Hintergrund 04.12.2019, 15:30 Uhr

Ethik für Maschinen: Befehl verweigert? Test bestanden!

Handeln Systeme mit künstlicher Intelligenz autonom, kann das gehörig schiefgehen. Um dem vorzubeugen, braucht es eine Maschinenethik. Diese soll Roboter mit einer Form der Befehlsverweigerung vertraut machen, die moralisch begründet ist.
Damit intelligente Maschinen und Menschen partnerschaftlich zusammenarbeiten können, müssen im Vorfeld ethische Fragen diskutiert und geklärt werden. Auf den Antworten werden künftig Richtlinien etwa für einen Roboter-TÜV aufbauen
(Quelle: Shutterstock / Willyam Bradberry)
Wie kann man die Entscheidungen eines autonom handelnden Roboters, der mit künstlicher Intelligenz (KI) ausgestattet ist, so steuern, dass dessen Entscheidungen ethisch vertretbar sind? In der aktuellen Diskussion um künstliche Intelligenz ­gehen die Meinungen darüber auseinander, was darunter ­eigentlich zu verstehen sei. An den Beginn möchte ich daher eine Definition von künstlicher Intelligenz setzen. Ich schliesse mich der Definition an, die Max Tegmark, Physikprofessor am MIT, in seinem Buch «Leben 3.0» vorschlägt. Auf Seite 80 des Buches definiert er Intelligenz zunächst als die «Fähigkeit, komplexe Ziele zu erreichen». Anwendungen der künstlichen Intelligenz bieten dementsprechend Werkzeuge, mit denen sich komplexe Ziele erreichen lassen.

KI als erweiterter Schraubenzieher

Aus der Definition resultiert zunächst: KI ist ein Werkzeug. So ähnlich wie ein Schraubenzieher.
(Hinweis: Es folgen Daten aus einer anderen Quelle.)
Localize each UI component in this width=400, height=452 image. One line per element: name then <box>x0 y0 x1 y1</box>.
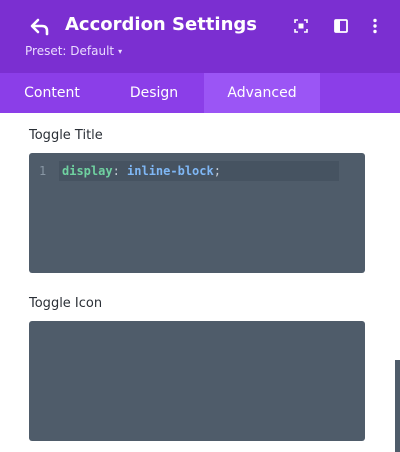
page-title: Accordion Settings <box>65 14 257 35</box>
code-colon: : <box>112 164 128 178</box>
tab-content[interactable]: Content <box>0 73 104 113</box>
tab-design[interactable]: Design <box>104 73 204 113</box>
code-value: inline-block <box>127 164 214 178</box>
toggle-title-label: Toggle Title <box>29 128 103 143</box>
back-arrow-icon <box>30 18 49 36</box>
focus-icon <box>294 19 308 33</box>
caret-down-icon: ▾ <box>118 46 123 56</box>
preset-selector[interactable]: Preset: Default ▾ <box>25 44 122 58</box>
toggle-title-css-editor[interactable]: 1 display: inline-block; <box>29 153 365 273</box>
sidebar-toggle-button[interactable] <box>330 15 352 37</box>
code-property: display <box>62 164 113 178</box>
more-vertical-icon <box>373 18 377 34</box>
line-number: 1 <box>39 164 47 178</box>
more-options-button[interactable] <box>364 15 386 37</box>
settings-tabs: Content Design Advanced <box>0 73 400 113</box>
focus-button[interactable] <box>290 15 312 37</box>
preset-label: Preset: Default <box>25 44 115 58</box>
tab-advanced[interactable]: Advanced <box>204 73 320 113</box>
scrollbar[interactable] <box>395 360 400 452</box>
code-line: display: inline-block; <box>62 164 221 178</box>
toggle-icon-css-editor[interactable] <box>29 321 365 441</box>
settings-header: Accordion Settings Preset: Default ▾ <box>0 0 400 73</box>
toggle-icon-label: Toggle Icon <box>29 296 103 311</box>
code-semicolon: ; <box>213 164 221 178</box>
sidebar-toggle-icon <box>334 19 348 33</box>
back-button[interactable] <box>27 14 53 40</box>
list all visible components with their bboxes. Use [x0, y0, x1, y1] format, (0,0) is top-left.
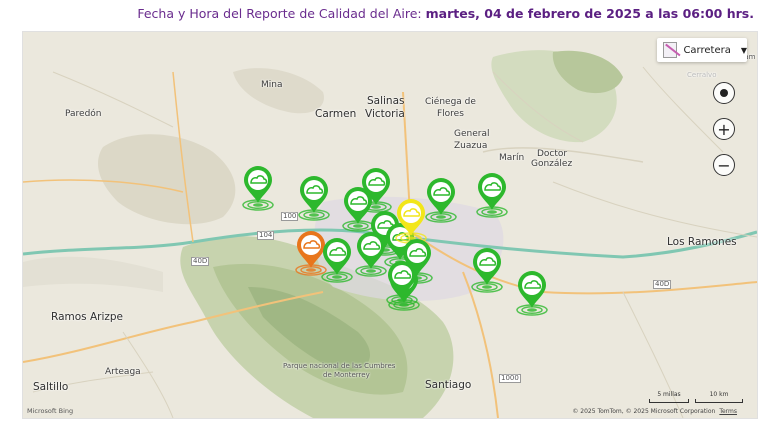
report-header: Fecha y Hora del Reporte de Calidad del … [0, 0, 768, 28]
air-quality-pin-icon [355, 232, 387, 277]
highway-shield-1000: 1000 [499, 374, 521, 383]
terms-link[interactable]: Terms [719, 408, 737, 415]
place-label-paredon: Paredón [65, 109, 102, 119]
place-label-ramos-arizpe: Ramos Arizpe [51, 311, 124, 323]
copyright-text: © 2025 TomTom, © 2025 Microsoft Corporat… [572, 408, 716, 415]
air-quality-pin-icon [386, 261, 418, 306]
map-style-label: Carretera [683, 44, 731, 56]
place-label-carmen: Carmen [315, 108, 357, 120]
chevron-down-icon: ▼ [740, 45, 747, 55]
air-quality-pin-icon [298, 176, 330, 221]
place-label-santiago: Santiago [425, 379, 472, 391]
place-label-cienega: Ciénega de [425, 97, 476, 107]
station-marker-good[interactable] [470, 247, 504, 293]
air-quality-pin-icon [516, 271, 548, 316]
scale-km: 10 km [695, 391, 743, 403]
place-label-mina: Mina [261, 80, 283, 90]
place-label-gonzalez: González [531, 159, 573, 169]
plus-icon: + [717, 119, 731, 139]
station-marker-good[interactable] [297, 175, 331, 221]
scale-miles-label: 5 millas [657, 391, 681, 398]
place-label-flores: Flores [437, 109, 464, 119]
map-attribution: © 2025 TomTom, © 2025 Microsoft Corporat… [572, 408, 737, 415]
zoom-in-button[interactable]: + [713, 118, 735, 140]
minus-icon: − [717, 155, 731, 175]
highway-shield-104: 104 [257, 231, 275, 240]
report-datetime: martes, 04 de febrero de 2025 a las 06:0… [425, 6, 754, 21]
scale-miles: 5 millas [649, 391, 689, 403]
scale-km-label: 10 km [709, 391, 729, 398]
place-label-parque-2: de Monterrey [323, 371, 370, 379]
place-label-saltillo: Saltillo [33, 381, 69, 393]
station-marker-good[interactable] [354, 231, 388, 277]
zoom-out-button[interactable]: − [713, 154, 735, 176]
microsoft-bing-logo: Microsoft Bing [27, 407, 74, 415]
station-marker-good[interactable] [320, 237, 354, 283]
highway-shield-40d-east: 40D [653, 280, 672, 289]
place-label-parque: Parque nacional de las Cumbres [283, 362, 396, 370]
air-quality-pin-icon [471, 248, 503, 293]
road-map-icon [663, 42, 678, 58]
locate-me-button[interactable] [713, 82, 735, 104]
highway-shield-100: 100 [281, 212, 299, 221]
map-style-selector[interactable]: Carretera ▼ [657, 38, 747, 62]
place-label-arteaga: Arteaga [105, 367, 141, 377]
air-quality-pin-icon [321, 238, 353, 283]
air-quality-map[interactable]: Mina Paredón Carmen Salinas Victoria Cié… [22, 31, 758, 419]
station-marker-good[interactable] [475, 172, 509, 218]
air-quality-pin-icon [476, 173, 508, 218]
station-marker-good[interactable] [241, 165, 275, 211]
station-marker-good[interactable] [424, 177, 458, 223]
place-label-victoria: Victoria [365, 108, 405, 120]
place-label-los-ramones: Los Ramones [667, 236, 737, 248]
report-header-prefix: Fecha y Hora del Reporte de Calidad del … [137, 6, 422, 21]
air-quality-pin-icon [425, 178, 457, 223]
air-quality-pin-icon [242, 166, 274, 211]
station-marker-good[interactable] [515, 270, 549, 316]
place-label-salinas: Salinas [367, 95, 405, 107]
station-marker-good[interactable] [385, 260, 419, 306]
place-label-cerralvo: Cerralvo [687, 71, 717, 79]
place-label-general: General [454, 129, 490, 139]
locate-icon [720, 89, 728, 97]
highway-shield-40d: 40D [191, 257, 210, 266]
place-label-marin: Marín [499, 153, 525, 163]
place-label-doctor: Doctor [537, 149, 568, 159]
place-label-zuazua: Zuazua [454, 141, 488, 151]
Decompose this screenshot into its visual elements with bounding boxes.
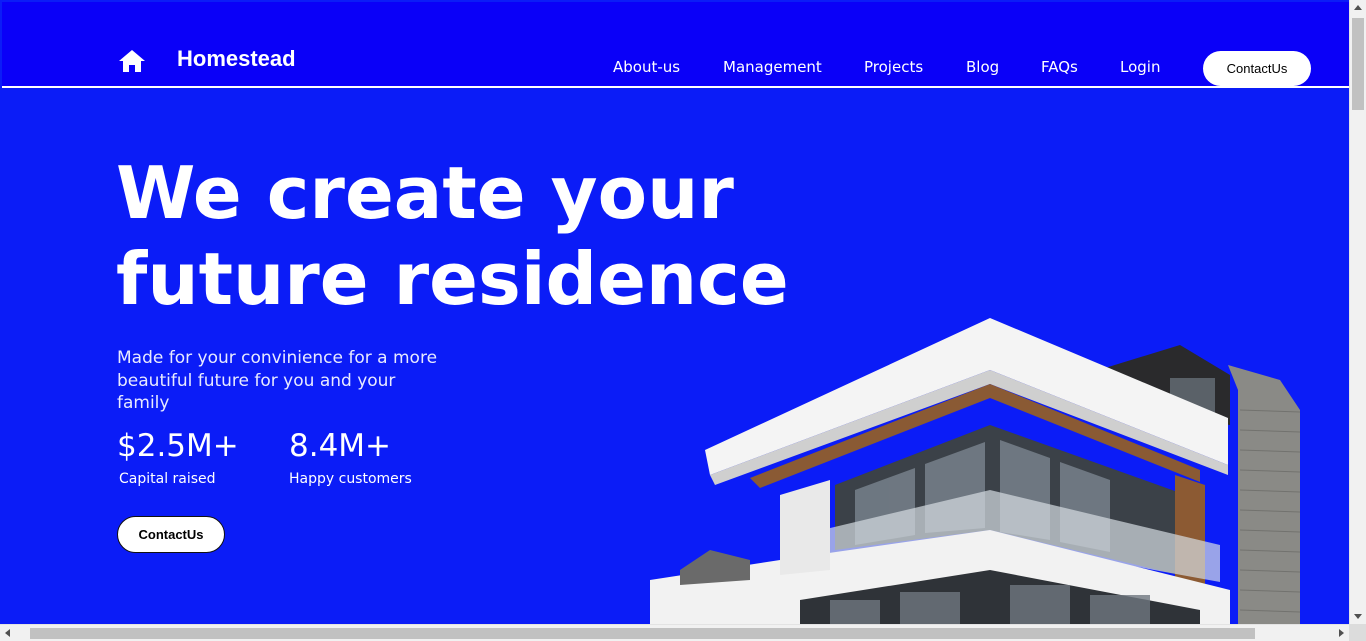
nav-management[interactable]: Management (723, 58, 822, 76)
nav-projects[interactable]: Projects (864, 58, 923, 76)
hero-contact-button[interactable]: ContactUs (117, 516, 225, 553)
horizontal-scrollbar[interactable] (0, 624, 1349, 641)
vertical-scroll-thumb[interactable] (1352, 18, 1364, 110)
nav-login[interactable]: Login (1120, 58, 1160, 76)
stat-capital-label: Capital raised (119, 471, 216, 487)
brand-name[interactable]: Homestead (177, 46, 296, 72)
vertical-scrollbar[interactable] (1349, 0, 1366, 624)
stat-capital-value: $2.5M+ (117, 428, 239, 464)
stat-customers-label: Happy customers (289, 471, 412, 487)
scroll-right-arrow-icon[interactable] (1339, 629, 1344, 637)
scrollbar-corner (1349, 624, 1366, 641)
header-contact-button[interactable]: ContactUs (1203, 51, 1311, 86)
hero-title-line-1: We create your (116, 151, 734, 235)
scroll-up-arrow-icon[interactable] (1354, 5, 1362, 10)
hero-subtitle: Made for your convinience for a more bea… (117, 348, 438, 413)
nav-about-us[interactable]: About-us (613, 58, 680, 76)
nav-faqs[interactable]: FAQs (1041, 58, 1078, 76)
scroll-down-arrow-icon[interactable] (1354, 614, 1362, 619)
horizontal-scroll-thumb[interactable] (30, 628, 1255, 639)
stat-customers-value: 8.4M+ (289, 428, 392, 464)
home-icon[interactable] (117, 48, 147, 74)
page: Homestead About-us Management Projects B… (0, 0, 1349, 624)
hero-title: We create your future residence (116, 150, 789, 322)
scroll-left-arrow-icon[interactable] (5, 629, 10, 637)
nav-blog[interactable]: Blog (966, 58, 999, 76)
modern-house-image (650, 318, 1301, 624)
site-header: Homestead About-us Management Projects B… (2, 2, 1349, 88)
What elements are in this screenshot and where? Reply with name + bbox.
Wer als Ziel hat, eine Schraube zu entfernen, nimmt als Werkzeug einen Schraubendreher. Dieser eignet sich also für ein einzelnes, sehr spezielles Ziel. Wer ein komplexes Ziel hat, verwendet Anwendungen der künstlichen Intelligenz.
Komplexe Ziele können etwa sein: Analysiere ein Röntgenbild. Formuliere zu einem Foto eine passende Bild­beschreibung in finnischer Sprache. Verabreiche einem Patienten das erforderliche Medikament. Vermiete meine Wohnung. Finde den passenden Bewerber für die offene Stelle. Handle mit meinen Aktien. Finde einen Lebenspartner für mich. Mach mich reich. Mach mich glücklich. Komplexe Ziele können aber auch sein: Finde den Menschen, von dem ich dir jetzt drei Fotos zeige, und bringe ihn um. Streue in den sozialen Netzwerken üble Verleumdungen zu allen Personen, die der Partei XYZ nahestehen. Töte alle meine Feinde.
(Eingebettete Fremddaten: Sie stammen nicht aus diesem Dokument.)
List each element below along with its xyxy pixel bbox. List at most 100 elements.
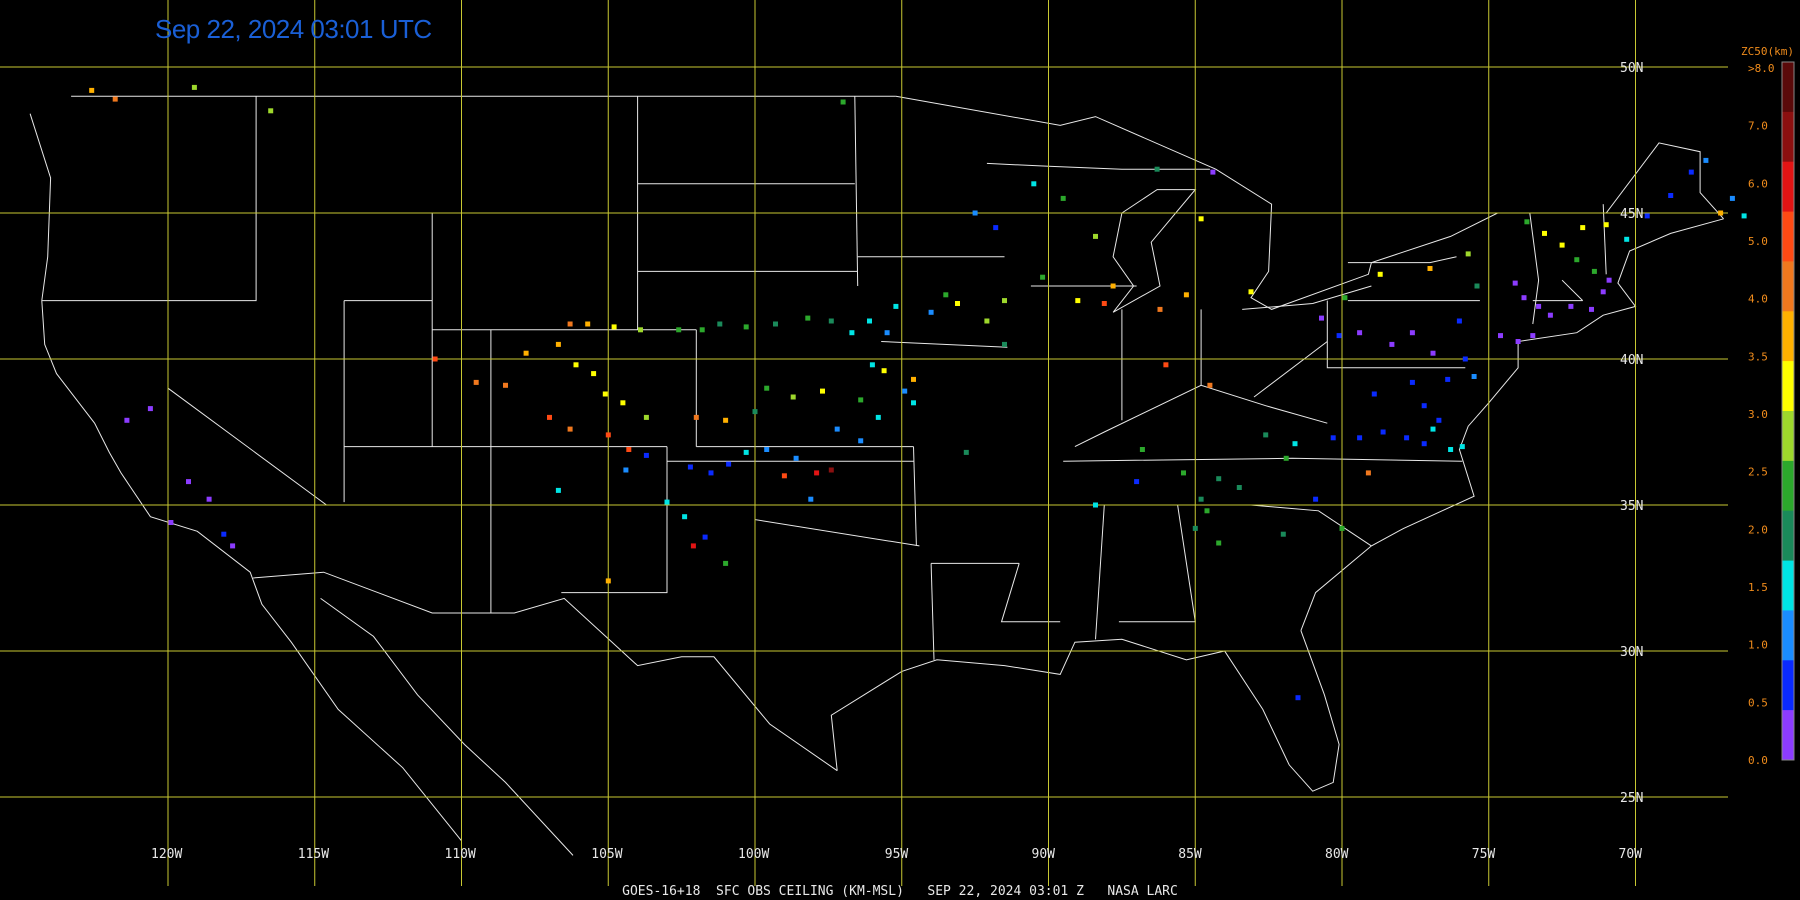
observation-marker: [1542, 230, 1547, 236]
ceiling-map: 120W 115W 110W 105W 100W 95W 90W 85W 80W 75W 70W 50…: [0, 0, 1800, 900]
lon-label: 90W: [1032, 847, 1056, 862]
observation-marker: [623, 467, 629, 473]
observation-marker: [764, 447, 770, 452]
observation-marker: [793, 455, 799, 461]
observation-marker: [1515, 339, 1521, 344]
observation-marker: [1574, 257, 1580, 263]
observation-marker: [112, 96, 118, 102]
observation-marker: [840, 99, 846, 105]
observation-marker: [1456, 318, 1462, 324]
map-title: Sep 22, 2024 03:01 UTC: [155, 14, 432, 44]
observation-marker: [555, 341, 561, 347]
observation-marker: [1530, 333, 1536, 339]
observation-marker: [1589, 306, 1594, 312]
observation-marker: [1498, 333, 1503, 339]
colorbar-swatch: [1782, 560, 1794, 611]
observation-marker: [230, 543, 236, 549]
colorbar-label: 5.0: [1748, 235, 1768, 248]
observation-marker: [1448, 447, 1454, 452]
observation-marker: [1216, 540, 1222, 546]
observation-marker: [1591, 268, 1597, 274]
observation-marker: [555, 487, 561, 493]
observation-marker: [1644, 213, 1650, 219]
observation-marker: [693, 414, 699, 420]
lat-label: 25N: [1620, 791, 1643, 806]
colorbar-label: 1.5: [1748, 581, 1768, 594]
observation-marker: [1198, 496, 1204, 502]
observation-marker: [585, 321, 591, 327]
observation-marker: [1163, 362, 1169, 368]
colorbar-label: 2.5: [1748, 466, 1768, 479]
observation-marker: [1536, 303, 1542, 309]
lat-label: 40N: [1620, 353, 1643, 368]
observation-marker: [1471, 374, 1477, 379]
observation-marker: [643, 452, 649, 458]
observation-marker: [1729, 195, 1735, 201]
lon-label: 70W: [1619, 847, 1643, 862]
lat-label: 35N: [1620, 499, 1643, 514]
observation-marker: [808, 496, 814, 502]
colorbar-label: 3.0: [1748, 408, 1768, 421]
observation-marker: [1031, 181, 1037, 187]
observation-marker: [1134, 479, 1140, 485]
colorbar-swatch: [1782, 161, 1794, 213]
observation-marker: [1248, 289, 1254, 295]
observation-marker: [884, 330, 890, 336]
lat-label: 50N: [1620, 61, 1643, 76]
observation-marker: [1409, 379, 1415, 385]
lat-label: 45N: [1620, 207, 1643, 222]
observation-marker: [147, 406, 153, 412]
colorbar-label: 0.5: [1748, 696, 1768, 709]
observation-marker: [191, 84, 197, 90]
colorbar-swatch: [1782, 62, 1794, 113]
observation-marker: [911, 376, 916, 382]
observation-marker: [1342, 295, 1348, 301]
observation-marker: [1445, 376, 1451, 382]
colorbar-label: >8.0: [1748, 62, 1775, 75]
observation-marker: [1040, 274, 1046, 280]
observation-marker: [503, 382, 508, 388]
colorbar-swatch: [1782, 411, 1794, 462]
observation-marker: [1110, 283, 1116, 289]
observation-marker: [268, 108, 274, 114]
observation-marker: [1600, 289, 1606, 295]
observation-marker: [993, 225, 999, 231]
observation-marker: [828, 467, 834, 473]
colorbar-swatch: [1782, 460, 1794, 512]
observation-marker: [602, 391, 608, 397]
observation-marker: [1183, 292, 1189, 298]
observation-marker: [867, 318, 872, 324]
observation-marker: [902, 388, 908, 394]
observation-marker: [626, 447, 632, 452]
lon-label: 95W: [885, 847, 909, 862]
observation-marker: [781, 473, 787, 479]
observation-marker: [1101, 301, 1107, 306]
observation-marker: [1313, 496, 1319, 502]
colorbar-swatch: [1782, 311, 1794, 362]
observation-marker: [547, 414, 552, 420]
observation-marker: [1459, 444, 1465, 450]
observation-marker: [605, 432, 611, 438]
observation-marker: [573, 362, 579, 368]
observation-marker: [723, 560, 729, 566]
observation-marker: [805, 315, 811, 321]
observation-marker: [643, 414, 649, 420]
observation-marker: [432, 356, 438, 362]
observation-marker: [943, 292, 949, 298]
colorbar-label: 0.0: [1748, 754, 1768, 767]
observation-marker: [764, 385, 770, 391]
observation-marker: [881, 368, 887, 374]
observation-marker: [1524, 219, 1530, 225]
observation-marker: [1741, 213, 1747, 219]
observation-marker: [1139, 447, 1145, 452]
observation-marker: [1371, 391, 1377, 397]
lon-label: 100W: [738, 847, 769, 862]
observation-marker: [1377, 271, 1383, 277]
observation-marker: [726, 461, 732, 467]
observation-marker: [676, 327, 682, 333]
colorbar-label: 2.0: [1748, 523, 1768, 536]
observation-marker: [1093, 502, 1098, 508]
observation-marker: [1236, 485, 1242, 490]
observation-marker: [723, 417, 729, 423]
observation-marker: [928, 309, 934, 315]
An welcher Stelle kommt hier nun die Maschinenethik ins Spiel? Schraubenzieher und KI sind gleichermas­sen Werkzeuge. Ist ein Schraubendreher gut oder böse? Vielleicht gut, denn er kann ja Schrauben drehen, und das ist kreative Handwerksarbeit. Oder böse, denn jemand hat seinem Chef mit einem Schraubenzieher auf den Kopf gehauen. Natürlich weder noch, weil ein Werkzeug an sich weder gut noch böse ist. Die Handlung, die jemand mit einem Werkzeug ausführt, kann gut oder böse sein, aber nicht das Werkzeug selbst.
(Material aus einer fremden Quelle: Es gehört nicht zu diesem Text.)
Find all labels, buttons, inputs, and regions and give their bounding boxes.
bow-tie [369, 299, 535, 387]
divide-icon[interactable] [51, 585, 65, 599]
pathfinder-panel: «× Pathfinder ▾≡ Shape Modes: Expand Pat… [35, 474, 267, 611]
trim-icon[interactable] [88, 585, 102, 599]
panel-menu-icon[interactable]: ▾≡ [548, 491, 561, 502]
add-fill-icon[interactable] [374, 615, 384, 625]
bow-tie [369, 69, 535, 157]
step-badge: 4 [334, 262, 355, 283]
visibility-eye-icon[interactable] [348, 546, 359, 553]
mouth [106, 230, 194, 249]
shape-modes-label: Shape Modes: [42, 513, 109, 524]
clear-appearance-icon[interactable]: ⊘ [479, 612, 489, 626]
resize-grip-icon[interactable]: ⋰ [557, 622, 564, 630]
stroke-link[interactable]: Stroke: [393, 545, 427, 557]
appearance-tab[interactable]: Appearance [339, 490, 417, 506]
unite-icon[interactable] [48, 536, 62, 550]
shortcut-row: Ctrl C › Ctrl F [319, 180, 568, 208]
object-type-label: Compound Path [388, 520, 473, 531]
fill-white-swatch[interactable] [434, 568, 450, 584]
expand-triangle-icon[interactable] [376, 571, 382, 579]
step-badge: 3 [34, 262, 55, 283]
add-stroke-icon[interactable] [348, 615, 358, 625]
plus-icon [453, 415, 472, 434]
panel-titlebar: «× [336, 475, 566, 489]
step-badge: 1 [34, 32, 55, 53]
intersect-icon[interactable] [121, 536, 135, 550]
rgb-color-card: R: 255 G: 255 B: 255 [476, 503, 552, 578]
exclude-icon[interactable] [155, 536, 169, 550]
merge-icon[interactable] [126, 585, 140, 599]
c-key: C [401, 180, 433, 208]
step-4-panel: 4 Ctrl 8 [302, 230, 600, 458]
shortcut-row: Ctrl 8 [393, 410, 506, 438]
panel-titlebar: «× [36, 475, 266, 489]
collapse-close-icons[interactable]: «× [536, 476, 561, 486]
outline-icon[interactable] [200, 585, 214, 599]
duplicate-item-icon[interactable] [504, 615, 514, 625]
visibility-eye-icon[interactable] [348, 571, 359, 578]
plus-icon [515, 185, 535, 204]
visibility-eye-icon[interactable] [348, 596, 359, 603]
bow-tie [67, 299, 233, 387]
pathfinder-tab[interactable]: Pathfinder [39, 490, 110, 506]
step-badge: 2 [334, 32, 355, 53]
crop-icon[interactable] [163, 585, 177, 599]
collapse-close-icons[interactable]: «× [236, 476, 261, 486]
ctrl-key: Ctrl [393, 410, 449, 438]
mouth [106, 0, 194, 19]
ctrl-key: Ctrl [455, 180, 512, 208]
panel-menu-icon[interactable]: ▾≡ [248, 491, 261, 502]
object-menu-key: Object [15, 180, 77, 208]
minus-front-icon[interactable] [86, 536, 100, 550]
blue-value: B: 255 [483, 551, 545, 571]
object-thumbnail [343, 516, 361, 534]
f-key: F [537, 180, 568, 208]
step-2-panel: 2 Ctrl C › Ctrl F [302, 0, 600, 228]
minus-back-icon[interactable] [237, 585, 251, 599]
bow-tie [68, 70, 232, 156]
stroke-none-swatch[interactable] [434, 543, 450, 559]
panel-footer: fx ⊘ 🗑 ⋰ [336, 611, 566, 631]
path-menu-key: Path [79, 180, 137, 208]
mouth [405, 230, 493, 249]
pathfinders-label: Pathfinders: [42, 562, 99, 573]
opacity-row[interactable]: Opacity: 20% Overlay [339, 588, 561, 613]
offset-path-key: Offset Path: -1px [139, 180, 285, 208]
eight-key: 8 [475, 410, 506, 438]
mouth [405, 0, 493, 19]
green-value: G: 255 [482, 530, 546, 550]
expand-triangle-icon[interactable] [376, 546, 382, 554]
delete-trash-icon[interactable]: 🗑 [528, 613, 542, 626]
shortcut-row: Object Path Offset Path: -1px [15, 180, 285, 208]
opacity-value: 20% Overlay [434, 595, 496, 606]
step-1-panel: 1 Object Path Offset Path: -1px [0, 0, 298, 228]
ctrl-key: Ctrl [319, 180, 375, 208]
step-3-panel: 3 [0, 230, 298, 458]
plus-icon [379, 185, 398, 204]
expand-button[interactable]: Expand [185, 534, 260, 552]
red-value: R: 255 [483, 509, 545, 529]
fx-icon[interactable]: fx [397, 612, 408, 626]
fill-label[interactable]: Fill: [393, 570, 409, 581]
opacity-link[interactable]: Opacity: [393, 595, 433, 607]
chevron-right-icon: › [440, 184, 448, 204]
Das führt zu folgender Erkenntnis: Weil KI auch nur ein Werkzeug ist, lässt sie sich sowohl für gute Zwecke («Heile diese Krankheit») als auch für übelste Verbrechen einsetzen. Diese Erkenntnis mag trivial erscheinen. Sie ist es aber nicht. In der öffentlichen Diskussion werden dem Werkzeug KI oft genug auch moralische Eigenschaften zugeschrieben, die der KI einfach nicht zukommen. Da wird schon mal darum geworben, man möge doch «Vertrauen in künstliche Intelligenz» haben. Appelle dieser Art sind ungefähr so sinnvoll wie: Habt Vertrauen in Schraubenzieher! In Backöfen! In Maschinengewehre! Denn das sind doch alles gute Sachen, oder etwa nicht?
Hier ist offensichtlich nicht das Einsatzgebiet der Maschinenethik. Hier ist das Einsatzgebiet der Ethik. Hier muss sich der Mensch fragen: Darf ich dieses oder jenes tun oder lassen? Darf ich dieses oder jenes komplexe Ziel überhaupt verfolgen? Fragen dieser Art werden bereits seit Jahrtausenden in allen Weltkulturen intensiv und kontrovers diskutiert.